1️⃣ Binary search Link: lc704

Key points:

1. The principle is the range definition, either a double-closed range [A, B] or a left-closed right-open range [A, B)
2. the while loop condition depends on the range definition:
   1. double-closed: left <= right is valid
   2. left-closed right open: left < right is valid.
3. the if-else statement depends on the range definition:
   1. double-closed: the updated left or right does not include mid
   2. left-closed right open: the updated right can include mid
4. Similarly, right is initialized to numsSize - 1 or numsSize also depends on the range definition.

Time complexity: O(logn) Space complexity: O(1)

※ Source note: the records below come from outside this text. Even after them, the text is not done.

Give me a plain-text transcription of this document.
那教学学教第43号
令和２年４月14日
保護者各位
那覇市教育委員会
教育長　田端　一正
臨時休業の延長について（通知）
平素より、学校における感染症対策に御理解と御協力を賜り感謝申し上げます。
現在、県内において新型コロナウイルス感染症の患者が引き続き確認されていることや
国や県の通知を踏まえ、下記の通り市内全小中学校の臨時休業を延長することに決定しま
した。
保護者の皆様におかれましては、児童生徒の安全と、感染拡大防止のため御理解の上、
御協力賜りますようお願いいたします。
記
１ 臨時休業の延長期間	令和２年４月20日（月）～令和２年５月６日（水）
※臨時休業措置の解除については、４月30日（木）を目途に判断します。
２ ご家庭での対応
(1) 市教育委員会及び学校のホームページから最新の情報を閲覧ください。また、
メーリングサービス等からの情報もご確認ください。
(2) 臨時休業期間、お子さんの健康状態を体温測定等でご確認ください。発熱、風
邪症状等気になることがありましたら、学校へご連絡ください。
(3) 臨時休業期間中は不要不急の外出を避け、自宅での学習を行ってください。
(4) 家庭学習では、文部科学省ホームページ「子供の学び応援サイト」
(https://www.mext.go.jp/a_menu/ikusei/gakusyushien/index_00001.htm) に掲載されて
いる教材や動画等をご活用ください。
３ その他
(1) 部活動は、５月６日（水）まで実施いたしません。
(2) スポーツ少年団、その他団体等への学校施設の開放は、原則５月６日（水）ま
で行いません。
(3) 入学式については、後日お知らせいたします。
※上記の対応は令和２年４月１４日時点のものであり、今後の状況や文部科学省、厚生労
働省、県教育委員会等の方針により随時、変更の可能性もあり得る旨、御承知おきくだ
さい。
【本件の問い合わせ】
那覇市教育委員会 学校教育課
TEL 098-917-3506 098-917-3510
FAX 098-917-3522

def search(self, nums: List[int], target: int) -> int:
  left = 0
  right = len(nums)
  while left < right:
      mid = (left + right) // 2
      if target < nums[mid]:
          right = mid
      elif target > nums[mid]:
          left = mid + 1
      else:
          return mid
  return -1

2️⃣ Remove element Link: lc27 Key points:

1. Use two pointers, fast and slow.
2. Fast pointer points to the to-be-recorded element in the original array
3. Slow pointer points to the new location for the to-be-recorded element.

Time complexity: O(n) Space complexity: O(1)

def removeElement(self, nums: List[int], val: int) -> int:
  slow = 0
  for i in range(len(nums)):
      if nums[i] != val:
          nums[slow] = nums[i]
          slow += 1
  return slow

3️⃣ Squares of a sorted array Link: lc977 Key points:

1. Use two pointers, head and tail.
2. A third pointer writes the larger data between head and tail pointers into the result array

def sortedSquares(self, nums: List[int]) -> List[int]:
  i = 0
  j = len(nums) - 1
  k = j
  sorted_nums = [0.0] * len(nums)
  while i <= j:
      if nums[i] * nums[i] > nums[j] * nums[j]:
          sorted_nums[k] = nums[i] * nums[i]
          i += 1
      else:
          sorted_nums[k] = nums[j] * nums[j]
          j -= 1
      k -= 1
  return sorted_nums